A strange thing has happened: somehow over the past few weeks I have become altogether more enthused with winter grayling fishing. Maybe it's the mild weather we have been having; maybe having the chance to fish once more after a period of enforced lay-off has made me keener than usual to get to the river than I otherwise would be at this time of year. Whichever way, I have enjoyed a handful of afternoons tossing nymphs around, and have a further handful planned over the coming holiday weeks. I'm quite excited about the whole thing, which is a revelation in itself!

It's not like I've landed a huge fish, or enjoyed exceptional fishing or anything; but a couple of recent sessions reminded me of everything that is good about river fly fishing, whatever the season or target species. And for the second time in recent years, I was introduced to a fly pattern from north of the border which is stunningly effective; a pattern which had me ordering the requisite bits and bobs for its tying almost as soon as I had got through the front door home.
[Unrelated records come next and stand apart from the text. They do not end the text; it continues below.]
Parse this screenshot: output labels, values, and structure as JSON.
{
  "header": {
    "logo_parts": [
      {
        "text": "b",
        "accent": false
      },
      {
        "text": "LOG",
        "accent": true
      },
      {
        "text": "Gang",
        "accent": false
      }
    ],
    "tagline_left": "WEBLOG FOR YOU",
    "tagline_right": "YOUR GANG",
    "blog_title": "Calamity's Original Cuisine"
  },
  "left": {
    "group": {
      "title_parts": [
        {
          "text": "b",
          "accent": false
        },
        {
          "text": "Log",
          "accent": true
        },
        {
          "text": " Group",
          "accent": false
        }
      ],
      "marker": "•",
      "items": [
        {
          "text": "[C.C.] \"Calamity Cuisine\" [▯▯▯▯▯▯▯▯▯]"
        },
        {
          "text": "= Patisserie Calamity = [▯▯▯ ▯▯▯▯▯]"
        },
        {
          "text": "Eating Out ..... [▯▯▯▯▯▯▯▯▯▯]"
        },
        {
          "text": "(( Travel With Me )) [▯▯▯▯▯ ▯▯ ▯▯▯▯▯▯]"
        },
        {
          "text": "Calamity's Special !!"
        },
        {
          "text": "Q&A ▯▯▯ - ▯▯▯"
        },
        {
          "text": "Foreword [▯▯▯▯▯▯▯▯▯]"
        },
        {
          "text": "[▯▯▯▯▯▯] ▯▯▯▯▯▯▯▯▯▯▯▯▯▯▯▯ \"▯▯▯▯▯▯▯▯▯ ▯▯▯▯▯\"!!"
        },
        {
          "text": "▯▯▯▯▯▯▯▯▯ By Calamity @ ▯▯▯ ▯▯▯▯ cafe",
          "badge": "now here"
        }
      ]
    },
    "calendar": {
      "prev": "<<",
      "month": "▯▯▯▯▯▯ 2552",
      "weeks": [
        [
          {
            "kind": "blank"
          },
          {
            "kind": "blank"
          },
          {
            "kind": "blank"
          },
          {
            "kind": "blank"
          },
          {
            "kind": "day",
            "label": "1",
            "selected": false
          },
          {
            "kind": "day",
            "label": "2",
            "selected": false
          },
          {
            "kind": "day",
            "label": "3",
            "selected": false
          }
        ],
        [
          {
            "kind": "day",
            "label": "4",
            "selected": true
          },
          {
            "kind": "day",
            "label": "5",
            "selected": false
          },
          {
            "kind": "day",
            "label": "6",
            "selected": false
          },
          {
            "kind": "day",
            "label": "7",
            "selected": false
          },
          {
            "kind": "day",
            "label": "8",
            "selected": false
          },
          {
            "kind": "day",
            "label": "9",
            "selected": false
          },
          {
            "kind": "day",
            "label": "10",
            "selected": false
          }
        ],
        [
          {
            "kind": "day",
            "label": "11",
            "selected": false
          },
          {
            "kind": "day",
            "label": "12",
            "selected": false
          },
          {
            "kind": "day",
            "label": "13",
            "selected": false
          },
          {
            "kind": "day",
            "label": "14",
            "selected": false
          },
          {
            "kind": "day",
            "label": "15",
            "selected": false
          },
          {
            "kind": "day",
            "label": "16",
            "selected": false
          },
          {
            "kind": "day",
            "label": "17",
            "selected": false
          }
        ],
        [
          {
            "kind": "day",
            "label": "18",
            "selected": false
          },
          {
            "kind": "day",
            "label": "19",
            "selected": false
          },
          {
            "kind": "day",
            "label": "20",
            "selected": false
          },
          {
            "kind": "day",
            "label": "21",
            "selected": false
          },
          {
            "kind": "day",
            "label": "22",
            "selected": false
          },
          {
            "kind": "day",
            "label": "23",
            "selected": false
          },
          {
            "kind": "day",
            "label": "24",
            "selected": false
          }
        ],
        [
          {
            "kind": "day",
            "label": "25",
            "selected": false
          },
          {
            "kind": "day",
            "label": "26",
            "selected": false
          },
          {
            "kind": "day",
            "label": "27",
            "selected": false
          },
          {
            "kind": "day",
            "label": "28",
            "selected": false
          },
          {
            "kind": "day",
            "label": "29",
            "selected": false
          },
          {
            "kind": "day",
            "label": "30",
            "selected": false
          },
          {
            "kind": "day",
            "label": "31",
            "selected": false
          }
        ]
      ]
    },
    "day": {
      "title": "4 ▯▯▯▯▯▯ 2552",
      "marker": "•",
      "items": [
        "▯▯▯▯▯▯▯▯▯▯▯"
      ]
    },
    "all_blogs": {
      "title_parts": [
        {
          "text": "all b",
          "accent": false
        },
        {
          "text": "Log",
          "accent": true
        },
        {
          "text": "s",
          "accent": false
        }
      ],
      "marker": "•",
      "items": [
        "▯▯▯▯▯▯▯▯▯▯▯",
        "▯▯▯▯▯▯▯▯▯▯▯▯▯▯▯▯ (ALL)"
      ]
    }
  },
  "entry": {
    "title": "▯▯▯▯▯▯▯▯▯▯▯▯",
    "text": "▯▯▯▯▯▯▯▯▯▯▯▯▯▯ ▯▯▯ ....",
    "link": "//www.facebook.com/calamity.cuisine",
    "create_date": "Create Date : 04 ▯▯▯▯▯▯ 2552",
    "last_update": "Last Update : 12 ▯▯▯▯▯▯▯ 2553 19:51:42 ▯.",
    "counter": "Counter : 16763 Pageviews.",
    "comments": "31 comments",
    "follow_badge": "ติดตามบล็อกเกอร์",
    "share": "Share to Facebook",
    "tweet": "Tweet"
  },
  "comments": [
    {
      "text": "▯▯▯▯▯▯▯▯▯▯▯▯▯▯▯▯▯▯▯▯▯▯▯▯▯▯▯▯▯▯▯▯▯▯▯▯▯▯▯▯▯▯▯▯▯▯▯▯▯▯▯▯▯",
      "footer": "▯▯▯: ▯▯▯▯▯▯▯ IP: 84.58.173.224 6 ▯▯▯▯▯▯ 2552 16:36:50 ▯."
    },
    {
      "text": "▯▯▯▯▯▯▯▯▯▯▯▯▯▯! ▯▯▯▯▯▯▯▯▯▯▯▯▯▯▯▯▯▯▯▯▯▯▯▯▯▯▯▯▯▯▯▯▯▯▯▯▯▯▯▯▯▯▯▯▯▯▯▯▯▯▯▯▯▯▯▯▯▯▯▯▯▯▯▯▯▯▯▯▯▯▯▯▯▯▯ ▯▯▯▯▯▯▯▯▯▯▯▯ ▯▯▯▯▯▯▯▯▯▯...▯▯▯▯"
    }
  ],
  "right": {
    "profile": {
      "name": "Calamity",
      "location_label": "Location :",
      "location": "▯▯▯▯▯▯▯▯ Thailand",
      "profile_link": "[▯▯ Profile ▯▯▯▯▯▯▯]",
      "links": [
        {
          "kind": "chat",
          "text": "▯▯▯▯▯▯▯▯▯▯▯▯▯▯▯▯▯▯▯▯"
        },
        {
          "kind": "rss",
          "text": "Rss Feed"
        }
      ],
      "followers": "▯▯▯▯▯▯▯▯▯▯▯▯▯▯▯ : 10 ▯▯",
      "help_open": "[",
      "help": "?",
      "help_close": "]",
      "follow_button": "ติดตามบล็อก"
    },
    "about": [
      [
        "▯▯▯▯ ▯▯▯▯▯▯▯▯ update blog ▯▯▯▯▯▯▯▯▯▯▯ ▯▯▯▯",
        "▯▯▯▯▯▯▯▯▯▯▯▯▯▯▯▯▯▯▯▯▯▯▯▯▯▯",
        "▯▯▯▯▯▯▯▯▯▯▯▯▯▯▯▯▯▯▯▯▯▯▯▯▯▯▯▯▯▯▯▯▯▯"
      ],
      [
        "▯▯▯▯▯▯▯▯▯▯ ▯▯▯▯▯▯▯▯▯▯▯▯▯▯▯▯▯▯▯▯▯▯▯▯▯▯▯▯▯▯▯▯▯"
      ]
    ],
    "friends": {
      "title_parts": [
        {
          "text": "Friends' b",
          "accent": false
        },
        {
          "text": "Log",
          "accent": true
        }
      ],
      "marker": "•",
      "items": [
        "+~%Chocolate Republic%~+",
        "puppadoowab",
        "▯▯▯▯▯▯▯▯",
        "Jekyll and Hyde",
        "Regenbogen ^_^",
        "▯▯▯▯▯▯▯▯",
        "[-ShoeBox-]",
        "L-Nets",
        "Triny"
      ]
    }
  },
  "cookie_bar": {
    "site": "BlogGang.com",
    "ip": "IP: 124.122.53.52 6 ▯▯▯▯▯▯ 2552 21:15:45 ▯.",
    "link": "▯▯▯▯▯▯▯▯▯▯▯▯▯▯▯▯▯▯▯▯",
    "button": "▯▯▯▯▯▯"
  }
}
Back in late November, I had the great pleasure of fishing with Stuart Minnikin of Yorkshire Dales Fly Fishing. Regular visitors here will know that I have a great respect for Stuart's blog and excellent sets of photos on Flickr.  We had met at the annual Malham Tarn research seminar and tied up shortly after for a day that involved a whole lot of chinwagging, somewhat less fishing, and absolutely no grayling whatsoever.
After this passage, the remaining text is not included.